Let’s say it’s winter outside with freezing temperatures and blizzard-like conditions. Then the power goes out — and it stays out for days throughout the majority of the city where you live. Graduate student Birva Sevak experienced this while living in Quincy, Massachusetts in 2022. As she watched the thermostat numbers continue to drop, she became increasingly concerned.
“I thought it would come back within 15 minutes, but it didn’t. Then I thought, maybe an hour or two. Nothing. It was at least three days,” says Sevak, who earned her undergraduate degree at the University of Massachusetts-Boston. “When everything is electric — even my stove was electric at the apartment — it’s a problem.”
Now Sevak, who is a graduate student earning a Master of Science in data science, is exploring how to stop widespread blackouts before they start.

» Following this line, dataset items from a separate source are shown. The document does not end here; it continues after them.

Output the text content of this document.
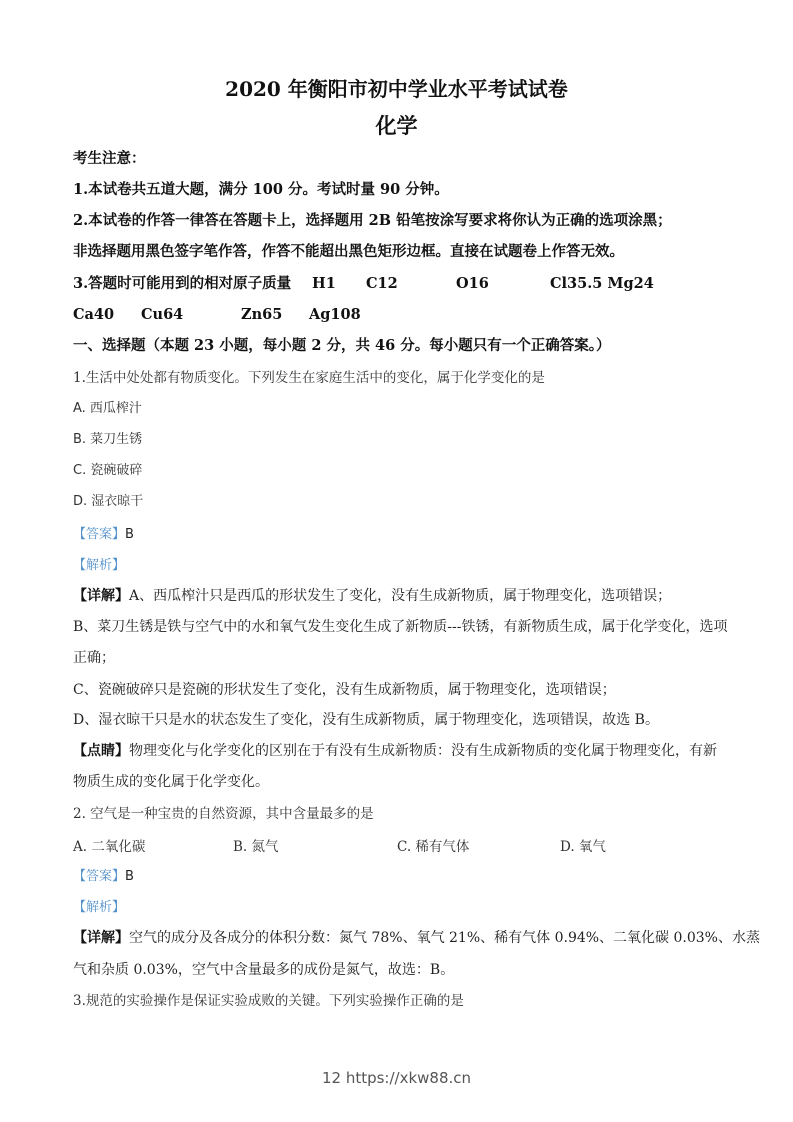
2020 年衡阳市初中学业水平考试试卷
化学
考生注意：
1.本试卷共五道大题，满分 100 分。考试时量 90 分钟。
2.本试卷的作答一律答在答题卡上，选择题用 2B 铅笔按涂写要求将你认为正确的选项涂黑；
非选择题用黑色签字笔作答，作答不能超出黑色矩形边框。直接在试题卷上作答无效。
3.答题时可能用到的相对原子质量 H1 C12	O16	Cl35.5 Mg24
Ca40 Cu64	Zn65 Ag108
一、选择题（本题 23 小题，每小题 2 分，共 46 分。每小题只有一个正确答案。）
1.生活中处处都有物质变化。下列发生在家庭生活中的变化，属于化学变化的是
A. 西瓜榨汁
B. 菜刀生锈
C. 瓷碗破碎
D. 湿衣晾干
【答案】B
【解析】
【详解】A、西瓜榨汁只是西瓜的形状发生了变化，没有生成新物质，属于物理变化，选项错误；
B、菜刀生锈是铁与空气中的水和氧气发生变化生成了新物质---铁锈，有新物质生成，属于化学变化，选项
正确；
C、瓷碗破碎只是瓷碗的形状发生了变化，没有生成新物质，属于物理变化，选项错误；
D、湿衣晾干只是水的状态发生了变化，没有生成新物质，属于物理变化，选项错误，故选 B。
【点睛】物理变化与化学变化的区别在于有没有生成新物质：没有生成新物质的变化属于物理变化，有新
物质生成的变化属于化学变化。
2. 空气是一种宝贵的自然资源，其中含量最多的是
A. 二氧化碳	B. 氮气	C. 稀有气体	D. 氧气
【答案】B
【解析】
【详解】空气的成分及各成分的体积分数：氮气 78%、氧气 21%、稀有气体 0.94%、二氧化碳 0.03%、水蒸
气和杂质 0.03%，空气中含量最多的成份是氮气，故选：B。
3.规范的实验操作是保证实验成败的关键。下列实验操作正确的是
12 https://xkw88.cn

Sevak also references a major blackout that affected many people in the northeastern United States and Canada in 2003. An estimated 50 million people, including Dearborn residents, lost electricity for up to four days and economic damages were in the billions of dollars.

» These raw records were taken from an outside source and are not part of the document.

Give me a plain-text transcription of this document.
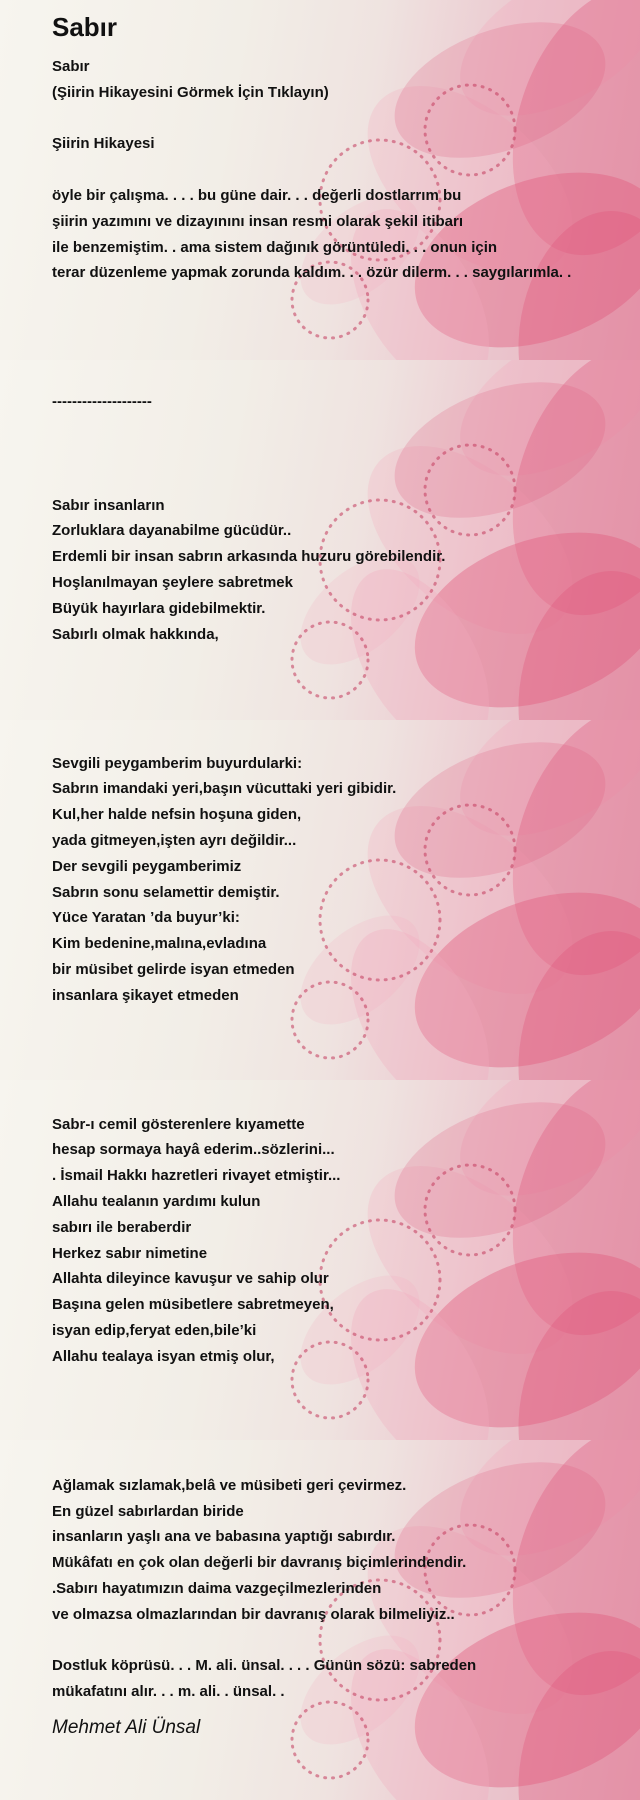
Sabır
Sabır
(Şiirin Hikayesini Görmek İçin Tıklayın)
Şiirin Hikayesi
öyle bir çalışma. . . . bu güne dair. . . değerli dostlarrım bu
şiirin yazımını ve dizayınını insan resmi olarak şekil itibarı
ile benzemiştim. . ama sistem dağınık görüntüledi. . . onun için
terar düzenleme yapmak zorunda kaldım. . . özür dilerm. . . saygılarımla. .
--------------------
Sabır insanların
Zorluklara dayanabilme gücüdür..
Erdemli bir insan sabrın arkasında huzuru görebilendir.
Hoşlanılmayan şeylere sabretmek
Büyük hayırlara gidebilmektir.
Sabırlı olmak hakkında,
Sevgili peygamberim buyurdularki:
Sabrın imandaki yeri,başın vücuttaki yeri gibidir.
Kul,her halde nefsin hoşuna giden,
yada gitmeyen,işten ayrı değildir...
Der sevgili peygamberimiz
Sabrın sonu selamettir demiştir.
Yüce Yaratan ’da buyur’ki:
Kim bedenine,malına,evladına
bir müsibet gelirde isyan etmeden
insanlara şikayet etmeden
Sabr-ı cemil gösterenlere kıyamette
hesap sormaya hayâ ederim..sözlerini...
. İsmail Hakkı hazretleri rivayet etmiştir...
Allahu tealanın yardımı kulun
sabırı ile beraberdir
Herkez sabır nimetine
Allahta dileyince kavuşur ve sahip olur
Başına gelen müsibetlere sabretmeyen,
isyan edip,feryat eden,bile’ki
Allahu tealaya isyan etmiş olur,
Ağlamak sızlamak,belâ ve müsibeti geri çevirmez.
En güzel sabırlardan biride
insanların yaşlı ana ve babasına yaptığı sabırdır.
Mükâfatı en çok olan değerli bir davranış biçimlerindendir.
.Sabırı hayatımızın daima vazgeçilmezlerinden
ve olmazsa olmazlarından bir davranış olarak bilmeliyiz..
Dostluk köprüsü. . . M. ali. ünsal. . . . Günün sözü: sabreden
mükafatını alır. . . m. ali. . ünsal. .
Mehmet Ali Ünsal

“As we add solar farms, wind turbines and millions of electric vehicles, power grids are becoming more complex and harder to protect. The safety tools operators rely on were largely designed decades ago — running a single check on a large grid can take seconds while operators need hundreds of thousands of these checks every hour,” Sevak says. “I wanted to form a complete AI pipeline for grid resilience.”

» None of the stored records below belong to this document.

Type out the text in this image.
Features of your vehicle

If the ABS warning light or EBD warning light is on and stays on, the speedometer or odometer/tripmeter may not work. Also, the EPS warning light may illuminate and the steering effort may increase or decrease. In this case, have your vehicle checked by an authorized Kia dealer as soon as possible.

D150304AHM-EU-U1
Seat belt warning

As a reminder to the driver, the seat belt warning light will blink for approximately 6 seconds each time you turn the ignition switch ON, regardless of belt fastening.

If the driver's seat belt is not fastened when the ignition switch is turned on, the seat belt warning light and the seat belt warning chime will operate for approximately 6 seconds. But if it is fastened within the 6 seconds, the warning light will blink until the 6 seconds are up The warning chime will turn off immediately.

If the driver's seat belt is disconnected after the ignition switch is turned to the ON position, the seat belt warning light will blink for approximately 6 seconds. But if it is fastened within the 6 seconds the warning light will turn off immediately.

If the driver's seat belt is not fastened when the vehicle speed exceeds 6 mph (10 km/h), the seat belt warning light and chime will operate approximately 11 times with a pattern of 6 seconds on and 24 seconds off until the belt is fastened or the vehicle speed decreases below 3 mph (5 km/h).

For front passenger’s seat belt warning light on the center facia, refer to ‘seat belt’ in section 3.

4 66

Through her graduate research, Sevak has developed two artificial intelligence models to help electric grid operators understand current conditions and predict future failures. She says one model can help operators see the grid clearly in its current state, while another looks ahead and can warn operators before a single tripped electrical line becomes a regional blackout.
Both models use graph neural networks, a specialized type of AI that’s suited to power grids because it analyzes networks of connected components — much like social media algorithms analyze networks of people. Sevak, who works full time as a software developer at Itlize Global, uses GNN to analyze complex, interconnected data at her job. Since she is familiar with that framework, she wanted to explore what public-facing problems GNN may be able to help solve. “When I saw no work like this has been done before, I thought, let's do it and see what’s possible,” she says.
The first model — Topology-Aware Gated Graph Neural Network — figures out the voltage and current at every point in a large grid. That traditionally requires solving thousands of equations from scratch, repeatedly — but Sevak’s model learns the patterns behind those equations and delivers accurate answers in a single pass. The model also learns which connections matter most under different stress conditions. “It was tested on benchmark grids ranging from 30 to over 1,300 connection points,” she says. “It consistently outperformed existing approaches, with speed advantages that grow as the grid gets larger.”